我试图按照这篇文章中的建议。 Both solutions require using
FileUtils.readLines
, but use a String
, not a File
as the parameter. 两种解决方案都需要使用
FileUtils.readLines
,但使用String
而不是File
作为参数。
Set<String> lines = new HashSet<String>(FileUtils.readLines("foo.txt"));
I need a File
. 我需要一个
File
。
This post would be my question, except the OP was dissuaded from using files entirely. 这篇文章 将是我的问题,除了OP被完全禁止使用文件。 I need a file if I want to use the Apache method, which is the my preferred solution to my initial problem.

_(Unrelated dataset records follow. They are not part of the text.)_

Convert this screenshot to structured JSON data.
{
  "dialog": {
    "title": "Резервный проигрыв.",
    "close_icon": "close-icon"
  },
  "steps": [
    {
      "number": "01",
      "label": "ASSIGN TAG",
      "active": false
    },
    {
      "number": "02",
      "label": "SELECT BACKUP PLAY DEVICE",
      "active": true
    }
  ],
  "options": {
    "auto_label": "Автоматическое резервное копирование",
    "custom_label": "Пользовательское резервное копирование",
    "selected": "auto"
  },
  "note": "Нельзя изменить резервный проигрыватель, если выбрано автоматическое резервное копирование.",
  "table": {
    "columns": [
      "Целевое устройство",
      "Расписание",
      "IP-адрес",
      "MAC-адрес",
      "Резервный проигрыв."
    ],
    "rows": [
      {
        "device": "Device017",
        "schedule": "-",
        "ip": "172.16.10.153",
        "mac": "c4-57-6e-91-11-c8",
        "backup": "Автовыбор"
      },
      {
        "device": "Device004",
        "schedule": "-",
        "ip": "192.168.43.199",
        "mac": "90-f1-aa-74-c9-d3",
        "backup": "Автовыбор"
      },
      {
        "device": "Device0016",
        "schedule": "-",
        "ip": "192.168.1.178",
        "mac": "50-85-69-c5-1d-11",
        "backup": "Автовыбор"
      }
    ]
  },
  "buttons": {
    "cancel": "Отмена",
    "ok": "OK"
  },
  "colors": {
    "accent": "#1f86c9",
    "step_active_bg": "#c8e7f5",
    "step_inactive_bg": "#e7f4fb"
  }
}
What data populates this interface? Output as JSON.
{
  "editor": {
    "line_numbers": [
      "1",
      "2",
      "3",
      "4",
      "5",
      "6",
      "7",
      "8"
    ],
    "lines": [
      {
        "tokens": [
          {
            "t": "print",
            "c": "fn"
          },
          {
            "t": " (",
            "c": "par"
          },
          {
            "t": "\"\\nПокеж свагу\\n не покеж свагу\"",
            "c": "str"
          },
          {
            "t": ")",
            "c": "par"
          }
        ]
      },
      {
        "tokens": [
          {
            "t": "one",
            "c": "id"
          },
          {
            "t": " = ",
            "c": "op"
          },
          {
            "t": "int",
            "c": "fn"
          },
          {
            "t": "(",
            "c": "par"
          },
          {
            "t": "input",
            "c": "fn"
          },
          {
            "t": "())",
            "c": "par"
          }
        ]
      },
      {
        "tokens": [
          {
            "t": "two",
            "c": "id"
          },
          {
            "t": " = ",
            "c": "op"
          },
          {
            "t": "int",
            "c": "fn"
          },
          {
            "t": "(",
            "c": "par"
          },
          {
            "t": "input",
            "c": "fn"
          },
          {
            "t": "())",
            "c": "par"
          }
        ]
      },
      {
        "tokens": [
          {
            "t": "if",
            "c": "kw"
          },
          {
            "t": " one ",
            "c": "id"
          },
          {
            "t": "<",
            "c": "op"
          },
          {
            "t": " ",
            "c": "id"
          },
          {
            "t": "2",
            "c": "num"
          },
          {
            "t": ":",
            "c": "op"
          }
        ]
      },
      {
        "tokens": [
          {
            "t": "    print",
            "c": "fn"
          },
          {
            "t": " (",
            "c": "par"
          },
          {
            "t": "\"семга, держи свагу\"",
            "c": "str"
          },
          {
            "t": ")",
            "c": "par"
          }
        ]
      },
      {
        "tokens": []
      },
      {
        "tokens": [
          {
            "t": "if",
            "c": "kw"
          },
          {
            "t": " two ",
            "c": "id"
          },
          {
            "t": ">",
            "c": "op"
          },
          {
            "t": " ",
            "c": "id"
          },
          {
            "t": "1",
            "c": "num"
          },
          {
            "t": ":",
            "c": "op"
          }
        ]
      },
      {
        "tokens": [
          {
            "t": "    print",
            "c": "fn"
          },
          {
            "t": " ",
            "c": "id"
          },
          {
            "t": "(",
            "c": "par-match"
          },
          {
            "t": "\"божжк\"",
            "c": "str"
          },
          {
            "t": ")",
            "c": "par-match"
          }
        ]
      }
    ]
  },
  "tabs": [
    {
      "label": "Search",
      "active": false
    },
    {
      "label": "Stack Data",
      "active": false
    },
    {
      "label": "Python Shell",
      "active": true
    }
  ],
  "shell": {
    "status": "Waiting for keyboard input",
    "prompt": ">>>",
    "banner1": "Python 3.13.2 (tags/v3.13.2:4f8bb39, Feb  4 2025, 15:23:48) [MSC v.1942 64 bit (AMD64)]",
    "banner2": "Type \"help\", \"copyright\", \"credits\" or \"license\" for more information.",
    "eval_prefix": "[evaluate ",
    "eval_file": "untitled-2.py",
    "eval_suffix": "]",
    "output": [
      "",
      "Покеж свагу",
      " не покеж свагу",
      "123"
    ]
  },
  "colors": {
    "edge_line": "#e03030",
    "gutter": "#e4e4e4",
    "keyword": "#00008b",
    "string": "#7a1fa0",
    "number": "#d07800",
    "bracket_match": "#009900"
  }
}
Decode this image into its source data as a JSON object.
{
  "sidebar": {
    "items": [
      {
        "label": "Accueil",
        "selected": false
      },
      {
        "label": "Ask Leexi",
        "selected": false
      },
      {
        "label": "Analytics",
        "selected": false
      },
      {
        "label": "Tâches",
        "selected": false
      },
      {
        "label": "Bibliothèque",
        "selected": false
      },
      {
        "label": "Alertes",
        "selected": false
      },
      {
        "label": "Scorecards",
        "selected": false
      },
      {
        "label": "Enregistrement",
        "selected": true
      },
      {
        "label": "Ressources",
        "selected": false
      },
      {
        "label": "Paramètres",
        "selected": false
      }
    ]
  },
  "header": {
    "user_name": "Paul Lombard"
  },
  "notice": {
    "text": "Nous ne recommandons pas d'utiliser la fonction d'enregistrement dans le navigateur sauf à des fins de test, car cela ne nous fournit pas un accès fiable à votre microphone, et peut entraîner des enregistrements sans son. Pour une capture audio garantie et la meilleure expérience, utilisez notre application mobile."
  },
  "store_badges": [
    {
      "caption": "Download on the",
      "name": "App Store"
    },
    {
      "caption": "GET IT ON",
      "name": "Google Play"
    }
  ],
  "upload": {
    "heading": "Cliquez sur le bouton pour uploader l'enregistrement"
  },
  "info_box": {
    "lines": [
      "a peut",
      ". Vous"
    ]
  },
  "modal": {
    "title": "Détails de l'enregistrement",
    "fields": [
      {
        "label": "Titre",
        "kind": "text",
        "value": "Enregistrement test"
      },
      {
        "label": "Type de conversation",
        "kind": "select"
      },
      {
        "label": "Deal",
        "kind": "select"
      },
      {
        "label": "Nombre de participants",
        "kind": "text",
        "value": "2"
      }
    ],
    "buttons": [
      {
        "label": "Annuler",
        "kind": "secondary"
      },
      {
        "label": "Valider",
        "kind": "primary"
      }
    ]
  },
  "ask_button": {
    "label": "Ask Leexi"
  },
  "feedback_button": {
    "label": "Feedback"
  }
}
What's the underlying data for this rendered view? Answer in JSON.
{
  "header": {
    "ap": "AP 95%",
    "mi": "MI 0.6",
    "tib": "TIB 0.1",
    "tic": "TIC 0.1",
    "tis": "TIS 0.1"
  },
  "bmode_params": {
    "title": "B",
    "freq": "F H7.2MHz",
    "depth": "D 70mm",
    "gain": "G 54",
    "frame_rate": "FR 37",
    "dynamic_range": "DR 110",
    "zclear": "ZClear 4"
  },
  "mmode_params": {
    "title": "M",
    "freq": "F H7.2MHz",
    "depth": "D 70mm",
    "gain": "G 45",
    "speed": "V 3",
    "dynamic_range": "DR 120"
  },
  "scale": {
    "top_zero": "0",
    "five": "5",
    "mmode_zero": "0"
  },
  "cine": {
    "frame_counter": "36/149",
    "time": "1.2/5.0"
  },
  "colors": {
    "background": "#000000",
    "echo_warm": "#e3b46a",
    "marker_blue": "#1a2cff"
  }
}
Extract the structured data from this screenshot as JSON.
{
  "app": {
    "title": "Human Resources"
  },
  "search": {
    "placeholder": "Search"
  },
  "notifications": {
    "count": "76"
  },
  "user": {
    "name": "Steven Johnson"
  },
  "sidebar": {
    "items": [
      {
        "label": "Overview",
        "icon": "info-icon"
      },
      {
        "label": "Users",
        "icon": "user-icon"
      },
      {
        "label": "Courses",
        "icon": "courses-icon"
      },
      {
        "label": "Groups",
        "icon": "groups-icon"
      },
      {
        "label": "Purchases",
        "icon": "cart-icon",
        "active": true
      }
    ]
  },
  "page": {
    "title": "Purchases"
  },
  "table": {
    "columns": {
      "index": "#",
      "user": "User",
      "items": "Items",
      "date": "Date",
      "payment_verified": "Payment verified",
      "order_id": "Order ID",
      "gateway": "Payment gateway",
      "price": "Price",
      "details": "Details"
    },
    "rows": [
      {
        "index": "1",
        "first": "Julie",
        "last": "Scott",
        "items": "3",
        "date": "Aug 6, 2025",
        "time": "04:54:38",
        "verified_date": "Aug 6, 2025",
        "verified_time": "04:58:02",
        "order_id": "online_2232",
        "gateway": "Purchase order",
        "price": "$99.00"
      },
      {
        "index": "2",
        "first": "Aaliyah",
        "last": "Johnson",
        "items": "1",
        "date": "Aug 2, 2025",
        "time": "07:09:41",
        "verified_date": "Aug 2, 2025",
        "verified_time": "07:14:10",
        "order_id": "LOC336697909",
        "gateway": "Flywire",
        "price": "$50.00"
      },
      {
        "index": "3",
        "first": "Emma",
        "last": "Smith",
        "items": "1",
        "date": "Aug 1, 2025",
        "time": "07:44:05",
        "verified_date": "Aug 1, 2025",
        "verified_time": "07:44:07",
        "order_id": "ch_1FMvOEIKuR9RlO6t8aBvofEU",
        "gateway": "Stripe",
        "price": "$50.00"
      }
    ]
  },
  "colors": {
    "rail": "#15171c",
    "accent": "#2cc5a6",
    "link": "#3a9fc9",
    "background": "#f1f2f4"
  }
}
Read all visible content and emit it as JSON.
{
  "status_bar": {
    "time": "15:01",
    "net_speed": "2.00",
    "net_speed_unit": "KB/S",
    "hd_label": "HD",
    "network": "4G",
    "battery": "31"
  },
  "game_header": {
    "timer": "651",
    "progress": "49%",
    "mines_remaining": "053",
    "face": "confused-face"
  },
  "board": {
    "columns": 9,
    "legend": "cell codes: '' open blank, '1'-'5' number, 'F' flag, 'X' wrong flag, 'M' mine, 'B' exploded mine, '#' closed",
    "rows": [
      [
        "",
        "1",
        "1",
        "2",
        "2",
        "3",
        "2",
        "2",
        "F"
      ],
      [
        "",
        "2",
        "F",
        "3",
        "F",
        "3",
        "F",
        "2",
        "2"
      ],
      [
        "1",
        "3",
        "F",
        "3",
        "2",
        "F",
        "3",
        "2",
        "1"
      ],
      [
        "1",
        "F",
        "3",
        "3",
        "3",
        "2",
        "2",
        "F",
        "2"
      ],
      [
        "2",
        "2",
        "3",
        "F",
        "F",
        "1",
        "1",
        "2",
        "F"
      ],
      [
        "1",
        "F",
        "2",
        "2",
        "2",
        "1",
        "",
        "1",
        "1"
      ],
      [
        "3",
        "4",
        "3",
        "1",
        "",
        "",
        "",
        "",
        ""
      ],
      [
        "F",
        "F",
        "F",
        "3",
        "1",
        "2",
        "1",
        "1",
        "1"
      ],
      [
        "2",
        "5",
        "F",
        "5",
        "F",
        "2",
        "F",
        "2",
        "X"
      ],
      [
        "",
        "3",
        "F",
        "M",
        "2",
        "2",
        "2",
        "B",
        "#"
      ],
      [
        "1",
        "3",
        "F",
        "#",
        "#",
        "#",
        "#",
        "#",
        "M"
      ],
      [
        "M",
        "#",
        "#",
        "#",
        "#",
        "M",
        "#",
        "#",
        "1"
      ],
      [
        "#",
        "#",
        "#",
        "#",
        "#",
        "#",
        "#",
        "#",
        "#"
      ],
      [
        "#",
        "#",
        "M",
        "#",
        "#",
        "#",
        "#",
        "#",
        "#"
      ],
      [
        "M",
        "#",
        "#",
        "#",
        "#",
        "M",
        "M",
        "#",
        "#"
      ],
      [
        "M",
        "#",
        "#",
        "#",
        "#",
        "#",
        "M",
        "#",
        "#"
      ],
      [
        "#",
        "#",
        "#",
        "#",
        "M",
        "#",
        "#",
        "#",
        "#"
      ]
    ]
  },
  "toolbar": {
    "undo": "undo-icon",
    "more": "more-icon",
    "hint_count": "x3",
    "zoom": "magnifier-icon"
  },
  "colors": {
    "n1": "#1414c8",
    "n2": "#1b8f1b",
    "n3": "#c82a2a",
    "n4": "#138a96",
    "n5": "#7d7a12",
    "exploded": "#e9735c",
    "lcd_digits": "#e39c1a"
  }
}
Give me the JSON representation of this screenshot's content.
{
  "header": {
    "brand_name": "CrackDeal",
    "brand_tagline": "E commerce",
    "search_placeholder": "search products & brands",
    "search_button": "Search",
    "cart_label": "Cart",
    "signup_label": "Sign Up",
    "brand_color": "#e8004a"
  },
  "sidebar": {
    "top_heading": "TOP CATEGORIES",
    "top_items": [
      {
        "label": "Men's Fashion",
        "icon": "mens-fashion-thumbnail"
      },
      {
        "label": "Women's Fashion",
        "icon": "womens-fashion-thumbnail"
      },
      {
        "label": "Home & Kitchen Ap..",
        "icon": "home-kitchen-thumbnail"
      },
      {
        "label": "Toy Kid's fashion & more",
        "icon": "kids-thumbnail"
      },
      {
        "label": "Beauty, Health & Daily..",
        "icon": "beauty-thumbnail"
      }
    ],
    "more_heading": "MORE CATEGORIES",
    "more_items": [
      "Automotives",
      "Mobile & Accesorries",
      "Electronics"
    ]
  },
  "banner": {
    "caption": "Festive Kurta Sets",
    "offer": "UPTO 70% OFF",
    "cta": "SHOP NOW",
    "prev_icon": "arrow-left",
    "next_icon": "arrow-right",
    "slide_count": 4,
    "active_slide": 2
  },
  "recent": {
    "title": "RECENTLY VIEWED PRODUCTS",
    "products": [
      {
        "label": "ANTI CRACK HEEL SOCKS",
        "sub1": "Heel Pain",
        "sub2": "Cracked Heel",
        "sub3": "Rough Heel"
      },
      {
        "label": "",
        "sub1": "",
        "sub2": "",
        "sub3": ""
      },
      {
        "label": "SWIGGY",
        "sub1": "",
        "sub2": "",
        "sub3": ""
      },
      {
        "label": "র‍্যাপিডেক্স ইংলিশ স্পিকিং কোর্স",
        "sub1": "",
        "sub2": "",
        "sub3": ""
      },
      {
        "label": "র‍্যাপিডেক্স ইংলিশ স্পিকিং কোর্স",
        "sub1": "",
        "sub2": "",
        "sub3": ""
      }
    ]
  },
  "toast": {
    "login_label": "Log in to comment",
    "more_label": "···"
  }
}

如果我想使用Apache方法,我需要一个文件,这是我最初的问题的首选解决方案。
My file is small (a hundred lines or so) and a singleton per program instance, so I do not need to worry about having another copy of the file in memory. 我的文件很小(一百行左右)和每个程序实例的单例,所以我不需要担心在内存中有另一个文件副本。 Therefore I could use more basic methods to read the file, but so far it looks like
FileUtils.readLines
could be much cleaner. 因此,我可以使用更基本的方法来读取文件,但到目前为止看起来像
FileUtils.readLines
可能更清洁。 How do I go from resource to file. 我如何从资源到文件。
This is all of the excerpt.